Showing posts with label Richard and Linda Thompson. Show all posts
Showing posts with label Richard and Linda Thompson. Show all posts

Wednesday, November 18, 2015

40 Year Itch : A Broken Promise or a Broken Heart

Photo I shot this Summer of my hometown

Richard and Linda Thompson : Dimming of the Day


    I don't have this album, but having heard the two tunes posted below, I feel like I must be missing out on one of 1975's most beautiful releases. By 1974 Richard and Linda Thompson had adopted the Sufi faith and moved into a commune. Their sheikh had originally forbid them from recording music. On the other hand, they owed Island Records another album. It was like a toss up between Allah and Richard Branson. A compromise was reached and the couple recorded subtle songs of faith. 



   "Dimming of the Day" has often been interpreted as a love song but I don't think it is. The lyrics could just as well be sung to God:

 This old house is falling down around my ears 
I'm drowning in a river of my tears 
When all my will is gone you hold me sway 
I need you at the dimming of the day 
You pulled me like the moon 
Pulls on the tide 
You know just where I keep my better side 
What days have come to keep us far apart 
A broken promise or a broken heart

  What stands out is Linda's beautiful voice and Richard's eloquent guitar. Stunning! "Night Comes In" is simply epic. Perhaps Pour Down Like Silver is the real gem in the Thompson's discography.



Friday, April 17, 2015

40 Year Itch : Wishing

Carlton Fisk waves a ball fair in 1975 World Series

Richard and Linda Thompson : Wishing ( BBC session)

[Purchase]



    It may be unfair that Hokey Pokey isn't considered as strong as the other early Richard and Linda Thompson albums or that the track I've fallen for is a previously unreleased Buddy Holly cover from a John Peel Session.

   I make no apologies. 

  The Thompsons recorded Hokey Pokey during their conversion to Islam. It's a bit schizoid, leaping from the silliness of "Smiffy's Glass Eye" to the sheer torment of "Never Again", about the death of Richard's girlfriend in a 1969 car accident that also killed Fairport Convention drummer Martin Lamble. The album also contains one of the couple's best recordings: "A Heart Needs a Home".







Friday, April 4, 2014

40 Year Itch: Only Sad Stories To Tell




  I once tried to expense a Richard Thompson concert. It was 1991 and Kevin and  I had been sent to Columbia, South Carolina to cover a trial of state representatives charged with selling their votes to undercover Government operatives who were seeking their support for a bill authorizing parimutuel horse and dog racing in South Carolina. Good stuff except that we were up there covering jury selection on the same day James Brown was getting released from prison. 

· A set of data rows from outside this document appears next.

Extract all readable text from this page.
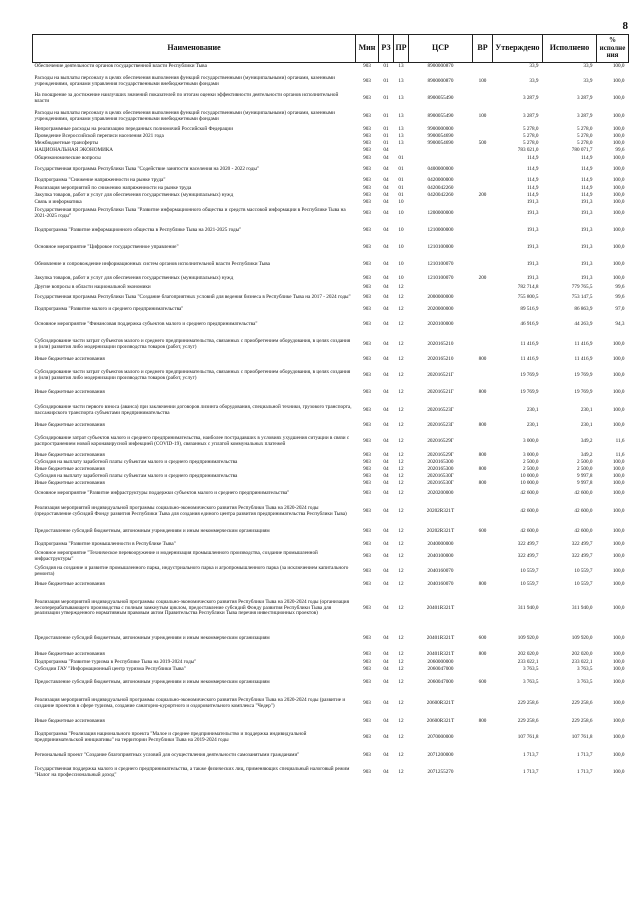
8
Наименование	Мин	РЗ	ПР	ЦСР	ВР	Утверждено	Исполнено	% исполне ния
Обеспечение деятельности органов государственной власти Республики Тыва	903	01	13	8900000870		33,9	33,9	100,0
Расходы на выплаты персоналу в целях обеспечения выполнения функций государственными (муниципальными) органами, казенными учреждениями, органами управления государственными внебюджетными фондами	903	01	13	8900000870	100	33,9	33,9	100,0
На поощрение за достижение наилучших значений показателей по итогам оценки эффективности деятельности органов исполнительной власти	903	01	13	8900055490		3 287,9	3 287,9	100,0
Расходы на выплаты персоналу в целях обеспечения выполнения функций государственными (муниципальными) органами, казенными учреждениями, органами управления государственными внебюджетными фондами	903	01	13	8900055490	100	3 287,9	3 287,9	100,0
Непрограммные расходы на реализацию переданных полномочий Российской Федерации	903	01	13	9900000000		5 278,0	5 278,0	100,0
Проведение Всероссийской переписи населения 2021 года	903	01	13	9900054690		5 278,0	5 278,0	100,0
Межбюджетные трансферты	903	01	13	9900054690	500	5 278,0	5 278,0	100,0
НАЦИОНАЛЬНАЯ ЭКОНОМИКА	903	04				783 021,0	780 071,7	99,6
Общеэкономические вопросы	903	04	01			114,9	114,9	100,0
Государственная программа Республики Тыва "Содействие занятости населения на 2020 - 2022 годы"	903	04	01	0400000000		114,9	114,9	100,0
Подпрограмма "Снижение напряженности на рынке труда"	903	04	01	0420000000		114,9	114,9	100,0
Реализация мероприятий по снижению напряженности на рынке труда	903	04	01	0420042260		114,9	114,9	100,0
Закупка товаров, работ и услуг для обеспечения государственных (муниципальных) нужд	903	04	01	0420042260	200	114,9	114,9	100,0
Связь и информатика	903	04	10			191,3	191,3	100,0
Государственная программа Республики Тыва "Развитие информационного общества и средств массовой информации в Республике Тыва на 2021-2025 годы"	903	04	10	1200000000		191,3	191,3	100,0
Подпрограмма "Развитие информационного общества в Республике Тыва на 2021-2025 годы"	903	04	10	1210000000		191,3	191,3	100,0
Основное мероприятие "Цифровое государственное управление"	903	04	10	1210100000		191,3	191,3	100,0
Обновление и сопровождение информационных систем органов исполнительной власти Республики Тыва	903	04	10	1210100070		191,3	191,3	100,0
Закупка товаров, работ и услуг для обеспечения государственных (муниципальных) нужд	903	04	10	1210100070	200	191,3	191,3	100,0
Другие вопросы в области национальной экономики	903	04	12			782 714,8	779 765,5	99,6
Государственная программа Республики Тыва "Создание благоприятных условий для ведения бизнеса в Республике Тыва на 2017 - 2024 годы"	903	04	12	2000000000		755 800,5	753 147,5	99,6
Подпрограмма "Развитие малого и среднего предпринимательства"	903	04	12	2020000000		89 516,9	86 863,9	97,0
Основное мероприятие "Финансовая поддержка субъектов малого и среднего предпринимательства"	903	04	12	2020100000		46 916,9	44 263,9	94,3
Субсидирование части затрат субъектов малого и среднего предпринимательства, связанных с приобретением оборудования, в целях создания и (или) развития либо модернизации производства товаров (работ, услуг)	903	04	12	2020165210		11 416,9	11 416,9	100,0
Иные бюджетные ассигнования	903	04	12	2020165210	800	11 416,9	11 416,9	100,0
Субсидирование части затрат субъектов малого и среднего предпринимательства, связанных с приобретением оборудования, в целях создания и (или) развития либо модернизации производства товаров (работ, услуг)	903	04	12	202016521Г		19 769,9	19 769,9	100,0
Иные бюджетные ассигнования	903	04	12	202016521Г	800	19 769,9	19 769,9	100,0
Субсидирование части первого взноса (аванса) при заключении договоров лизинга оборудования, специальной техники, грузового транспорта, пассажирского транспорта субъектами предпринимательства	903	04	12	202016523Г		230,1	230,1	100,0
Иные бюджетные ассигнования	903	04	12	202016523Г	800	230,1	230,1	100,0
Субсидирование затрат субъектов малого и среднего предпринимательства, наиболее пострадавших в условиях ухудшения ситуации в связи с распространением новой коронавирусной инфекцией (COVID-19), связанных с уплатой коммунальных платежей	903	04	12	202016529Г		3 000,0	349,2	11,6
Иные бюджетные ассигнования	903	04	12	202016529Г	800	3 000,0	349,2	11,6
Субсидия на выплату заработной платы субъектам малого и среднего предпринимательства	903	04	12	2020165300		2 500,0	2 500,0	100,0
Иные бюджетные ассигнования	903	04	12	2020165300	800	2 500,0	2 500,0	100,0
Субсидия на выплату заработной платы субъектам малого и среднего предпринимательства	903	04	12	202016530Г		10 000,0	9 997,8	100,0
Иные бюджетные ассигнования	903	04	12	202016530Г	800	10 000,0	9 997,8	100,0
Основное мероприятие "Развитие инфраструктуры поддержки субъектов малого и среднего предпринимательства"	903	04	12	2020200000		42 600,0	42 600,0	100,0
Реализация мероприятий индивидуальной программы социально-экономического развития Республики Тыва на 2020-2024 годы (предоставление субсидий Фонду развития Республики Тыва для создания единого центра развития предпринимательства Республики Тыва)	903	04	12	20202R321Т		42 600,0	42 600,0	100,0
Предоставление субсидий бюджетным, автономным учреждениям и иным некоммерческим организациям	903	04	12	20202R321Т	600	42 600,0	42 600,0	100,0
Подпрограмма "Развитие промышленности в Республике Тыва"	903	04	12	2040000000		322 499,7	322 499,7	100,0
Основное мероприятие "Техническое перевооружение и модернизация промышленного производства, создание промышленной инфраструктуры"	903	04	12	2040100000		322 499,7	322 499,7	100,0
Субсидия на создание и развитие промышленного парка, индустриального парка и агропромышленного парка (за исключением капитального ремонта)	903	04	12	2040160070		10 559,7	10 559,7	100,0
Иные бюджетные ассигнования	903	04	12	2040160070	800	10 559,7	10 559,7	100,0
Реализация мероприятий индивидуальной программы социально-экономического развития Республики Тыва на 2020-2024 годы (организация лесоперерабатывающего производства с полным замкнутым циклом, предоставление субсидий Фонду развития Республики Тыва для реализации утвержденного нормативным правовым актом Правительства Республики Тыва перечня инвестиционных проектов)	903	04	12	20401R321Т		311 940,0	311 940,0	100,0
Предоставление субсидий бюджетным, автономным учреждениям и иным некоммерческим организациям	903	04	12	20401R321Т	600	109 920,0	109 920,0	100,0
Иные бюджетные ассигнования	903	04	12	20401R321Т	800	202 020,0	202 020,0	100,0
Подпрограмма "Развитие туризма в Республике Тыва на 2019-2024 годы"	903	04	12	2060000000		233 022,1	233 022,1	100,0
Субсидии ГАУ "Информационный центр туризма Республики Тыва"	903	04	12	2060047000		3 763,5	3 763,5	100,0
Предоставление субсидий бюджетным, автономным учреждениям и иным некоммерческим организациям	903	04	12	2060047000	600	3 763,5	3 763,5	100,0
Реализация мероприятий индивидуальной программы социально-экономического развития Республики Тыва на 2020-2024 годы (развитие и создание проектов в сфере туризма, создание санаторно-курортного и оздоровительного комплекса "Чедер")	903	04	12	20600R321Т		229 258,6	229 258,6	100,0
Иные бюджетные ассигнования	903	04	12	20600R321Т	800	229 258,6	229 258,6	100,0
Подпрограмма "Реализация национального проекта "Малое и среднее предпринимательство и поддержка индивидуальной предпринимательской инициативы" на территории Республики Тыва на 2019-2024 годы	903	04	12	2070000000		107 761,8	107 761,8	100,0
Региональный проект "Создание благоприятных условий для осуществления деятельности самозанятыми гражданами"	903	04	12	2071200000		1 713,7	1 713,7	100,0
Государственная поддержка малого и среднего предпринимательства, а также физических лиц, применяющих специальный налоговый режим "Налог на профессиональный доход"	903	04	12	2071255270		1 713,7	1 713,7	100,0
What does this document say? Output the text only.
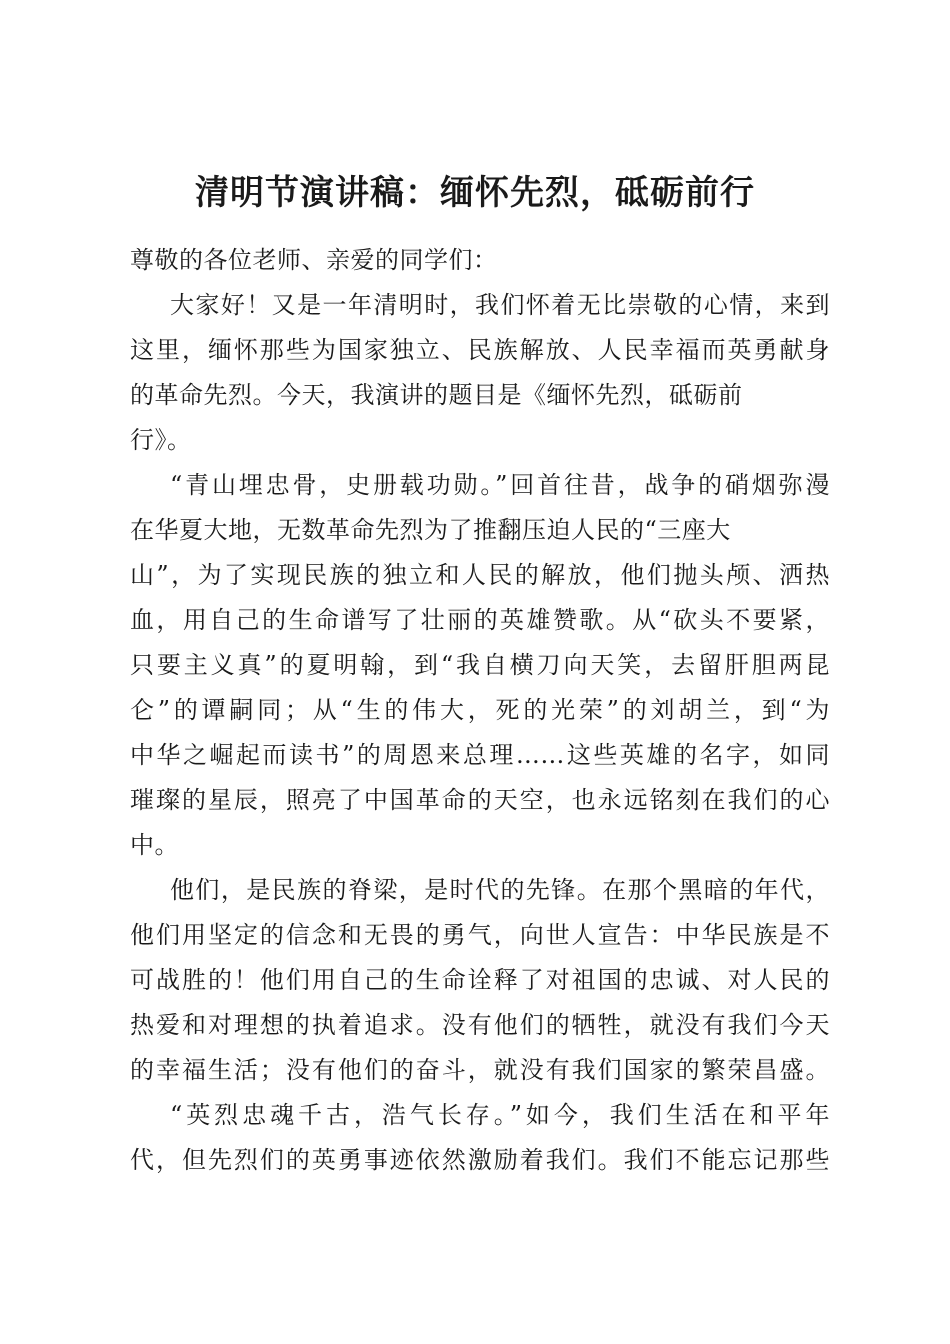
清明节演讲稿：缅怀先烈，砥砺前行
尊敬的各位老师、亲爱的同学们：
大家好！又是一年清明时，我们怀着无比崇敬的心情，来到
这里，缅怀那些为国家独立、民族解放、人民幸福而英勇献身
的革命先烈。今天，我演讲的题目是《缅怀先烈，砥砺前
行》。
“青山埋忠骨，史册载功勋。”回首往昔，战争的硝烟弥漫
在华夏大地，无数革命先烈为了推翻压迫人民的“三座大
山”，为了实现民族的独立和人民的解放，他们抛头颅、洒热
血，用自己的生命谱写了壮丽的英雄赞歌。从“砍头不要紧，
只要主义真”的夏明翰，到“我自横刀向天笑，去留肝胆两昆
仑”的谭嗣同；从“生的伟大，死的光荣”的刘胡兰，到“为
中华之崛起而读书”的周恩来总理……这些英雄的名字，如同
璀璨的星辰，照亮了中国革命的天空，也永远铭刻在我们的心
中。
他们，是民族的脊梁，是时代的先锋。在那个黑暗的年代，
他们用坚定的信念和无畏的勇气，向世人宣告：中华民族是不
可战胜的！他们用自己的生命诠释了对祖国的忠诚、对人民的
热爱和对理想的执着追求。没有他们的牺牲，就没有我们今天
的幸福生活；没有他们的奋斗，就没有我们国家的繁荣昌盛。
“英烈忠魂千古，浩气长存。”如今，我们生活在和平年
代，但先烈们的英勇事迹依然激励着我们。我们不能忘记那些
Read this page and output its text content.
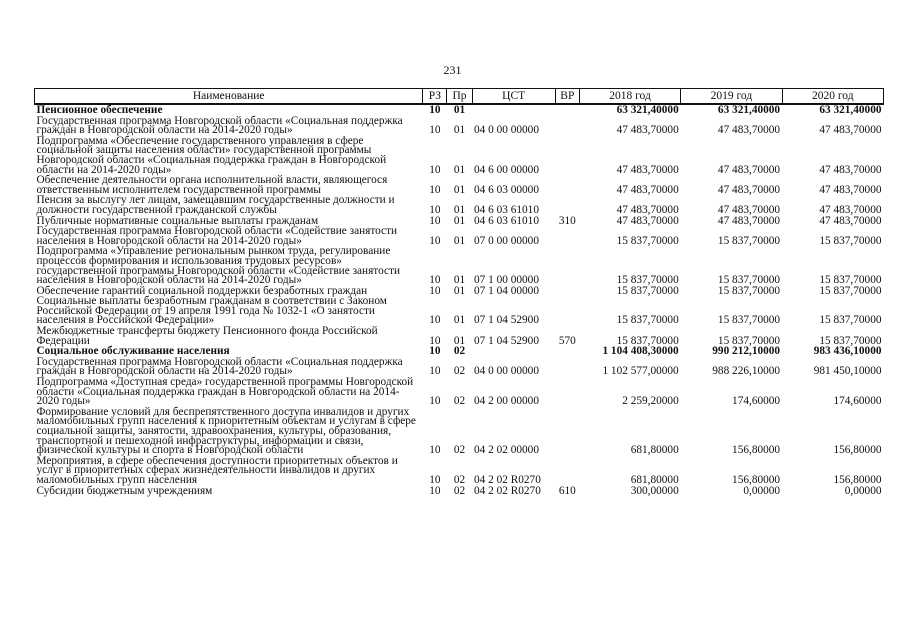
231
Наименование	РЗ	Пр	ЦСТ	ВР	2018 год	2019 год	2020 год
Пенсионное обеспечение	10	01			63 321,40000	63 321,40000	63 321,40000
Государственная программа Новгородской области «Социальная поддержка граждан в Новгородской области на 2014-2020 годы»	10	01	04 0 00 00000		47 483,70000	47 483,70000	47 483,70000
Подпрограмма «Обеспечение государственного управления в сфере социальной защиты населения области» государственной программы Новгородской области «Социальная поддержка граждан в Новгородской области на 2014-2020 годы»	10	01	04 6 00 00000		47 483,70000	47 483,70000	47 483,70000
Обеспечение деятельности органа исполнительной власти, являющегося ответственным исполнителем государственной программы	10	01	04 6 03 00000		47 483,70000	47 483,70000	47 483,70000
Пенсия за выслугу лет лицам, замещавшим государственные должности и должности государственной гражданской службы	10	01	04 6 03 61010		47 483,70000	47 483,70000	47 483,70000
Публичные нормативные социальные выплаты гражданам	10	01	04 6 03 61010	310	47 483,70000	47 483,70000	47 483,70000
Государственная программа Новгородской области «Содействие занятости населения в Новгородской области на 2014-2020 годы»	10	01	07 0 00 00000		15 837,70000	15 837,70000	15 837,70000
Подпрограмма «Управление региональным рынком труда, регулирование процессов формирования и использования трудовых ресурсов» государственной программы Новгородской области «Содействие занятости населения в Новгородской области на 2014-2020 годы»	10	01	07 1 00 00000		15 837,70000	15 837,70000	15 837,70000
Обеспечение гарантий социальной поддержки безработных граждан	10	01	07 1 04 00000		15 837,70000	15 837,70000	15 837,70000
Социальные выплаты безработным гражданам в соответствии с Законом Российской Федерации от 19 апреля 1991 года № 1032-1 «О занятости населения в Российской Федерации»	10	01	07 1 04 52900		15 837,70000	15 837,70000	15 837,70000
Межбюджетные трансферты бюджету Пенсионного фонда Российской Федерации	10	01	07 1 04 52900	570	15 837,70000	15 837,70000	15 837,70000
Социальное обслуживание населения	10	02			1 104 408,30000	990 212,10000	983 436,10000
Государственная программа Новгородской области «Социальная поддержка граждан в Новгородской области на 2014-2020 годы»	10	02	04 0 00 00000		1 102 577,00000	988 226,10000	981 450,10000
Подпрограмма «Доступная среда» государственной программы Новгородской области «Социальная поддержка граждан в Новгородской области на 2014-2020 годы»	10	02	04 2 00 00000		2 259,20000	174,60000	174,60000
Формирование условий для беспрепятственного доступа инвалидов и других маломобильных групп населения к приоритетным объектам и услугам в сфере социальной защиты, занятости, здравоохранения, культуры, образования, транспортной и пешеходной инфраструктуры, информации и связи, физической культуры и спорта в Новгородской области	10	02	04 2 02 00000		681,80000	156,80000	156,80000
Мероприятия, в сфере обеспечения доступности приоритетных объектов и услуг в приоритетных сферах жизнедеятельности инвалидов и других маломобильных групп населения	10	02	04 2 02 R0270		681,80000	156,80000	156,80000
Субсидии бюджетным учреждениям	10	02	04 2 02 R0270	610	300,00000	0,00000	0,00000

  Despite repeated phone calls back to the station pleading with the News Director to let us cover James Brown, we were told to "stand down" and stay at the Federal Courthouse. When Brown got out of prison he told a group of reporters and cameramen " I Feel Good!". Kevin and I watched the local news in a fury. That night, after dinner, Kevin and I saw Richard Thompson kick off his show at a local club with the Rumor and Sigh opener " I Feel So Good" as a tribute to the newly freed Godfather of Soul.

    It was a great show and at the end of the week, on the drive back to our station, Kevin and I decided we should expense the concert as "Entertainment". After all, we were thoroughly entertained and if a company is going to send two people to Columbia, South Carolina shouldn't the company make sure they were entertained? The News Director did not buy it.


    All of which is to say Richard Thompson's songs may seem sad, gloomy and bleak on record but his skill as a guitarist and his sense of humor in the stage bantering department more than offsets songs about drunkards and other outcasts. Such songs are the staples of I Want to See The Bright Lights, the first of six Richard and Linda Thompson albums and a perennial favorite among critics.

    Here you'll find the grinding title track which, on the surface, sounds like a "come hither" from a party girl. Then the desperation starts to slink through. My buddy at Charity Chic Music is worth visiting for more about this tune and the album itself.



Rooted in the Celtic folk that made the band Thompson co-founded, Fairport Convention, so pioneering, I Want to See The Bright Lights showcases Linda's amazing, non-plussed voice, Thompson's fiery Stratocaster solos ( was there a better guitarist not rooted in the blues?) and his world weary view that probably does little to convert fans to his Sufi brand of Islam. Witness the lines in the album closer "The End of the Rainbow", a children's lullaby of sorts with a message that sums up the album nicely.

There's nothing at the end of the rainbow/ There's nothing to grow up for anymore.





   Footnote: In 1978 Richard Thompson took another crack at the title cut when producer Joe Boyd presented the song to actress/singer Julie Covington who has just hit #1 in the UK with "Don't Cry For Me, Argentina". With Thompson on guitar, Covington's version is more upbeat and polished. Released as a single, it failed to make an impact.